Matt Berninger's awkward little brother creates a strange and moving documentary... The new film about The National doesn’t quite know what it is. Neither quite a documentary or rock biopic, it’s a strangely subjective picture that works itself out as it goes along. Fittingly, it starts on an...
Matt Berninger’s awkward little brother creates a strange and moving documentary…
The new film about The National doesn’t quite know what it is. Neither quite a documentary or rock biopic, it’s a strangely subjective picture that works itself out as it goes along. Fittingly, it starts on an uncertain note. “Do you have any kind of organisation or plan for this film?” singer Matt Berninger asks his younger brother, Tom. Set up in Brooklyn’s Prospect Park, Matt has erected a deckchair and parasol in less time than it takes Tom to think of the first question in his shambolic interview.
Cut to a montage of clippings – 10-page New York Times stories, Billboard chart positions – and newsreel footage that outline just how accomplished The National are these days. Meanwhile, Tom – nine years younger than Matt, a head shorter, a bit heavier – lives with their parents in Cincinnati, Ohio, and sits in the basement listening to metal and making b-movie-style horror films. His directorial intentions can loosely be interpreted as wanting to outdo Peter Jackson’s Braindead for use of fake blood.

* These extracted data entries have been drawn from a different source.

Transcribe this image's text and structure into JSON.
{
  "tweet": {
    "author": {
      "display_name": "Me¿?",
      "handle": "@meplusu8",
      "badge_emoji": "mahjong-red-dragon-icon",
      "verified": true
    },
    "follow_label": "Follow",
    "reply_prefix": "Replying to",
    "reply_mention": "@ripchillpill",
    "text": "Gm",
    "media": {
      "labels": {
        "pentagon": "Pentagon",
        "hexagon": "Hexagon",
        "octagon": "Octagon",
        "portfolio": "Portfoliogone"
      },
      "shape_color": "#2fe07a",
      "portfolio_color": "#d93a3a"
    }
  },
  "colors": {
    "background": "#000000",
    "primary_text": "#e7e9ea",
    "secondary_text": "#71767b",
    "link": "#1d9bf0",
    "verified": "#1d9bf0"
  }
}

Feeling guilty about having left for college when Tom was a kid, and aware of his static home life, Matt offers his brother a job as a roadie on the tour for 2010’s High Violet. As the only member of The National without a brother in the band, it’s a bonding exercise, though not a particularly successful one. Living with his parents has left Tom with a lax attitude towards responsibility: he misses bus call, forgets to sort out Werner Herzog’s backstage pass, and leaves a milky cereal mess on the floor of his brother’s hotel bathroom. In response, Matt runs the emotional gamut from empathetically frustrated to quite terrifyingly livid.
Not that Tom’s particularly bothered at first; to him the job is a meal ticket to make an all-access movie about his brother’s band. His predilection for bludgeoning metal and horror underpins his technique as a documentarian, sneaking money shots (the band asleep in their tour bus beds, drummer Bryan Devendorf naked in the shower) and asking blunt, odd questions that outline the lack of understanding between them. “Where do you see The National in, like, 50 years?” Tom asks Scott, stunned to learn that they don’t plan on being octogenarian rock stars. “So, how famous do you think you are?” he asks his squirming brother.
Part of the film concerns the unfair immunity of fame and the resentment it brews among those who don’t benefit from it, even when they love those who do. The band enjoy many layers of protection, while Tom cries into his camera after eventually getting fired and realising that his life is in “freefall”. From its second act, the film turns into a portrait of his and Matt’s relationship, addressing what hope any of us have against our worst self-defeating impulses. (To see The National try and fight theirs, investigate their first documentary, Vincent Moon’s A Skin, A Night (2008), an incredibly miserable and hard-to-love film about the very fractious sessions behind 2007’s Boxer.)
It’s heartbreaking to see Tom’s happy-go-lucky, endearingly arrogant persona crumble into self-doubt as he realises how pitiful he’s become, almost as if he were a character in one of his brother’s songs. (There’s some footage of The National recording sixth album Trouble Will Find Me, notably “I Should Live In Salt”, which concerns the brothers’ relationship.) He returns home to Cincinnati to interview their parents about the fundamental differences between the siblings. “Having Matt as my older brother kind of sucks, because he’s a rock star and I am not,” says Tom. “And it’s always been that way.” We see photos of a gangly teenage Matt playing quarterback, but also learn about the brothers’ shared depressive tendencies from inside their artist mum’s studio, where she has a wall covered in very un-brothers-Berninger inspirational quotes.
As Tom comes up with a plan for the film, it becomes a kind of metatextual documentary about making a documentary. It’s an odd concept, but it works thanks to the enjoyably strange array of threads being tugged at here. What starts as a one-man Decline Of Western Civilisation Part II comes to evoke a significantly more redemptive American Movie. Tom embraces sentimentality, but his natural comic timing and propensity to fail keeps schmaltz at bay. The National’s public persona is misleadingly serious, but they’re willing to appear in unflattering lights here, and relegate themselves to supporting players in the story of a guy who it’s easy to love even if you’re not a fan of the band. As different as Matt and Tom Berninger are, they both saved themselves in the same way: turning embarrassment and pain into enduring art rich with humanity and empathy.